Since the Ministry of Commerce (MOC) released the management methods of outbound investment, by September 8, 2016, the MOC and local commerce departments have put on records and approved 21,175 outbound investment deals, of which only 110 deals were carried out by the review and approval mechanism, accounting for 0.5 percent of the total and the remaining 99.5 percent deals were carried out by the filing system, making domestic enterprises' going global easier and more convenient, said Zhang Xiangchen, Deputy China International Trade Representative.
Second, Chinese enterprises' M&As overseas pick up steam in recent years. From the introduction of the Belt and Road Initiative to July this year, China's investments in countries along the routes had amounted to 51.1 billion U.S. dollars accumulatively, accounting for 12 percent of the outbound direct investment in the period. It signed 12,500 project contracts worth 279 billion U.S. dollars with them in the period.
Under the large-scale overseas M&A wave, China has become a major source of foreign capital for some developed countries. It is expected to continuously maintain a high-speed growth in the investments in developing countries in coming years, with the advancement in the Belt and Road Initiative and international capacity cooperation, said James Zhan, director of Investment and Enterprise at the UNCTAD.
According to China's outbound direct investment statistical report in 2015, the Chinese enterprises launched 101 M&A transactions worth 9.23 billion U.S. dollars in the countries along the routes, accounting for 17 percent of the Chinese enterprises' outbound M&A transactions in 2015. To be specific, the Chinese enterprises' M&A investments exceeded 1 billion U.S. dollars in countries including Israel, Kazakhstan, Singapore, Russia and Laos.
Third, Chinese enterprises' outbound investments in industry and structure tend to be optimized. China has shifted its investments in countries along the routes to technology and capital sectors, like high-end manufacturing, IT, and medicine and health gradually from the previous energy and materials industries.
In addition, China's outbound investments focused mainly on developing countries previously. In the future, the outbound investments will go to manufacturing and even high-end technological industries in developed economies, said experts.

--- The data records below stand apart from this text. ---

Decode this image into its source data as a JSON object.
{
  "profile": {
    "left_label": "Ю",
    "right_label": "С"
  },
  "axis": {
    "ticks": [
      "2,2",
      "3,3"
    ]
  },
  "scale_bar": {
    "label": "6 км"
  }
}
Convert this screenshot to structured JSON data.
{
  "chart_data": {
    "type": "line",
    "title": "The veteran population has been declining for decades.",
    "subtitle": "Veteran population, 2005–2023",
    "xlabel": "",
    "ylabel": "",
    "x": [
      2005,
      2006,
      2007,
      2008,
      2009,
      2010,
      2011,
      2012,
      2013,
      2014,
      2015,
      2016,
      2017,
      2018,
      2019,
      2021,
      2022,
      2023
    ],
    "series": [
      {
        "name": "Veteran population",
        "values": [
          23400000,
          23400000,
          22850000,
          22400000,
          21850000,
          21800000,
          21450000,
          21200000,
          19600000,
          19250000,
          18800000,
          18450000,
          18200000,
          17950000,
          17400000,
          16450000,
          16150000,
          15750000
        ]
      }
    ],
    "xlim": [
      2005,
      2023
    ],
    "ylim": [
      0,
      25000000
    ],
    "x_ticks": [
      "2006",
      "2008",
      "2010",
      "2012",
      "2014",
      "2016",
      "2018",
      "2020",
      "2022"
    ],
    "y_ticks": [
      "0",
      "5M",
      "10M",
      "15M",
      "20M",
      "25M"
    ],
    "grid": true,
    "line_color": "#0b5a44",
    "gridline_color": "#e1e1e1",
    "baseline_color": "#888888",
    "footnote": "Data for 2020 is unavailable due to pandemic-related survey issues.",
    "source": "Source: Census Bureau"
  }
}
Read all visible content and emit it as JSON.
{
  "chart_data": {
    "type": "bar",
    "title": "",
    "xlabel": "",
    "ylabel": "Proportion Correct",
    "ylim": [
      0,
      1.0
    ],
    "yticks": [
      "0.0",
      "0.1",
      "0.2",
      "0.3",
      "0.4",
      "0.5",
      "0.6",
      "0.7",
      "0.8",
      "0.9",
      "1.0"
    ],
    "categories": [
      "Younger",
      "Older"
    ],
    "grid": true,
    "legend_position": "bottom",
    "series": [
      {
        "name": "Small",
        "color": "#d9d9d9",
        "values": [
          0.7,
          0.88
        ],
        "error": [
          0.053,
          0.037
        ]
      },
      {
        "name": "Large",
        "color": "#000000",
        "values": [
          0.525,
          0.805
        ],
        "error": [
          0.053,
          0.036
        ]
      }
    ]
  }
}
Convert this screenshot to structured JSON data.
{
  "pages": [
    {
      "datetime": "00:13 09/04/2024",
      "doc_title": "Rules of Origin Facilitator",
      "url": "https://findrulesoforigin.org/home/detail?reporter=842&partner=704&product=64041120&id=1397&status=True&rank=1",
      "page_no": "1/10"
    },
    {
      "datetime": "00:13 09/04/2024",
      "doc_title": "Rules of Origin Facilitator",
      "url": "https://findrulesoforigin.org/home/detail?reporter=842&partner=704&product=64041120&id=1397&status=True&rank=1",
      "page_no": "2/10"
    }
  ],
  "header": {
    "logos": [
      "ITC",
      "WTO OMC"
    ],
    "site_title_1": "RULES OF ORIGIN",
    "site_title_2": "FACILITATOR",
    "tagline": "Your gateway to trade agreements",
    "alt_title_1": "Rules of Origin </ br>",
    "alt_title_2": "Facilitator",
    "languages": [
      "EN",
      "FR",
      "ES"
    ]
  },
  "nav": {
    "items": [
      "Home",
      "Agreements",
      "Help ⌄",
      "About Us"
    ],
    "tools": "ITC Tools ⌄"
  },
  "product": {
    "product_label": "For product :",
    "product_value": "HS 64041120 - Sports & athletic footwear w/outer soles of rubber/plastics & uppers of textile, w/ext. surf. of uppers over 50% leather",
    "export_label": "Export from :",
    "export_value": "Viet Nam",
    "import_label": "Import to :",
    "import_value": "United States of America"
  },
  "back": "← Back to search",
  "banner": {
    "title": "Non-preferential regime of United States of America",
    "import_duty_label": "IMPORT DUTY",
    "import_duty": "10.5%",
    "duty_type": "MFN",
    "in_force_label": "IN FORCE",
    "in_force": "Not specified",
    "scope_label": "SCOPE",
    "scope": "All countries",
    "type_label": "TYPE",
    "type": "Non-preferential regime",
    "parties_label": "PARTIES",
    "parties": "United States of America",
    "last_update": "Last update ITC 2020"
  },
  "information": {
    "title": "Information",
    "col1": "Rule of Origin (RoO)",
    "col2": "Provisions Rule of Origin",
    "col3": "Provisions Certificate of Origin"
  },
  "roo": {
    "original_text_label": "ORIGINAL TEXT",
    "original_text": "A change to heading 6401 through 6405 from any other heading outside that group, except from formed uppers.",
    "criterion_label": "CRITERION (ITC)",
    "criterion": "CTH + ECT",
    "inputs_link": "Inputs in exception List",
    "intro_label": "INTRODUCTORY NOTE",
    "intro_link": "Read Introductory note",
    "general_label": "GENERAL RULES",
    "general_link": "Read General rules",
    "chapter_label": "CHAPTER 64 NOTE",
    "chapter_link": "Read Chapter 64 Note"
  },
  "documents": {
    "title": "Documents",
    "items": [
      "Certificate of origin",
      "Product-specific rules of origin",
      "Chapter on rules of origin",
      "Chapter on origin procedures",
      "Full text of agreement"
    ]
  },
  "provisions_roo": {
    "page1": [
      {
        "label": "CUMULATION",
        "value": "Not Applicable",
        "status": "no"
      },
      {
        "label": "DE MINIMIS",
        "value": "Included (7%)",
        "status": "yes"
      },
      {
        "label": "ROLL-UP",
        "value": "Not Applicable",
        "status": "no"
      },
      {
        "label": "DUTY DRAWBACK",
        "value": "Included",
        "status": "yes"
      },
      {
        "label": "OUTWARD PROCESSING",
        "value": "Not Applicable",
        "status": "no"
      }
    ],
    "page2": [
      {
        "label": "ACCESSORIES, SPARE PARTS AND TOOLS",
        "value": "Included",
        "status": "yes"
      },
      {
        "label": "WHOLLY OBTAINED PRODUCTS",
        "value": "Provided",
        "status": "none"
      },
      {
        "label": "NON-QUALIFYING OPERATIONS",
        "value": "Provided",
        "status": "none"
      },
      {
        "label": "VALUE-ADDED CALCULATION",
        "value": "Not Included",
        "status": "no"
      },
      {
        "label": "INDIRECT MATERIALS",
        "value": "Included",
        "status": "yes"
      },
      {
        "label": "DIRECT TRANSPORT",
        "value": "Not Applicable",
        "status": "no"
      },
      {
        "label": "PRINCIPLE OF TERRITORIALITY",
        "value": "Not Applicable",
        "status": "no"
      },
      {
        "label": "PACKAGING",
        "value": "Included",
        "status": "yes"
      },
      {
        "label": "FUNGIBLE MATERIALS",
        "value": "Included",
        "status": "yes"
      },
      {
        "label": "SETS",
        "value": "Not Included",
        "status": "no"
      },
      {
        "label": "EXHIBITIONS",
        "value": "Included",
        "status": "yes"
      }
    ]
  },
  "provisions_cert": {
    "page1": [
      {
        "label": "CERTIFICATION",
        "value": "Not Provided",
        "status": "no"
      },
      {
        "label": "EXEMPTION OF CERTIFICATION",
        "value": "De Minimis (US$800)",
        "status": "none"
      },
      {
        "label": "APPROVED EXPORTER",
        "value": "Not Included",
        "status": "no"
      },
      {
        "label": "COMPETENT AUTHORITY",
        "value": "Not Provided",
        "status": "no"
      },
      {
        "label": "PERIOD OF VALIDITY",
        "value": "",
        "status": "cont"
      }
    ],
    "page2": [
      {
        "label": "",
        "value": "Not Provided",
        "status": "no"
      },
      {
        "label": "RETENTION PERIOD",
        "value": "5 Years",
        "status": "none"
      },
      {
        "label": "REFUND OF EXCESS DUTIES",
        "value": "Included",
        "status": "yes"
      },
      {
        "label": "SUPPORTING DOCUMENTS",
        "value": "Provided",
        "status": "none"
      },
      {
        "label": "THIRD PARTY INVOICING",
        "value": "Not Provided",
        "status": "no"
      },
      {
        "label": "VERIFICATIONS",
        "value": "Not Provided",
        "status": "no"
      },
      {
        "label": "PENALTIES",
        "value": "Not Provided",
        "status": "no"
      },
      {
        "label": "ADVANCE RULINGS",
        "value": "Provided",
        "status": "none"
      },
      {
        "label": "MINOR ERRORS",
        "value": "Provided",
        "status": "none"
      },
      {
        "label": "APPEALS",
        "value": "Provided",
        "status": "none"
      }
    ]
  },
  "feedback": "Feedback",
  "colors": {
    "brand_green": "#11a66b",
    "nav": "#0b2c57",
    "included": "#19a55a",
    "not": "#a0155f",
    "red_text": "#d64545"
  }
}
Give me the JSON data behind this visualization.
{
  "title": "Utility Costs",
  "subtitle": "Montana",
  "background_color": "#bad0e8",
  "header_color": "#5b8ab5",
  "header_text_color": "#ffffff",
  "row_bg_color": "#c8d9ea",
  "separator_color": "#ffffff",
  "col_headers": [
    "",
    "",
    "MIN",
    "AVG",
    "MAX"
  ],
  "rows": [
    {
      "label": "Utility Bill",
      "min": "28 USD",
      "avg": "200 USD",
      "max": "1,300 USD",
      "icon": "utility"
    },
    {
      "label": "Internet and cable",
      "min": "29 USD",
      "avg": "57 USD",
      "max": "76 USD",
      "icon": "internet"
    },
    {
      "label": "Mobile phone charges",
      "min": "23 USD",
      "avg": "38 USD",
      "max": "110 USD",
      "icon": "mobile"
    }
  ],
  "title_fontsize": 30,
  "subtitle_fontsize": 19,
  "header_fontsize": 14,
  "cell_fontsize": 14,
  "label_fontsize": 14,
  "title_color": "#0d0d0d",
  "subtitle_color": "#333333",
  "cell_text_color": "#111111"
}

The "Belt and Road" Initiative is China's third opening-up. Unlike the previous construction of special economic zones and its accession to the WTO, the ongoing "Belt and Road" is to help China's funds, technologies and management go global with the opening-up in higher degree, more extensive range and higher level, said Wei Jianguo, vice president of the China Center for International Economic Exchanges (CCIEE).
Fourth, political risks and other factors restrict global layout of the Chinese enterprises. In recent years, government defaults and non-traditional security risks have become main risks of the Chinese enterprises' outbound investments.
According to the global investment risk analysis report released by the Sinosure, outbound investment risk of the Chinese enterprises has showed the diversified and complicated trend.
In addition, in the rapid expansion overseas, the Chinese enterprises have to further strengthen understanding and prediction of overseas M&A risks. Some enterprises lacked sufficient argument in the acquisition projects, bringing safety lapses to their future development. A few enterprises rely heavily on bank loans or investment funds in the overseas M&A transactions and expose themselves to high-leverage risk, said Zhang Xiangchen.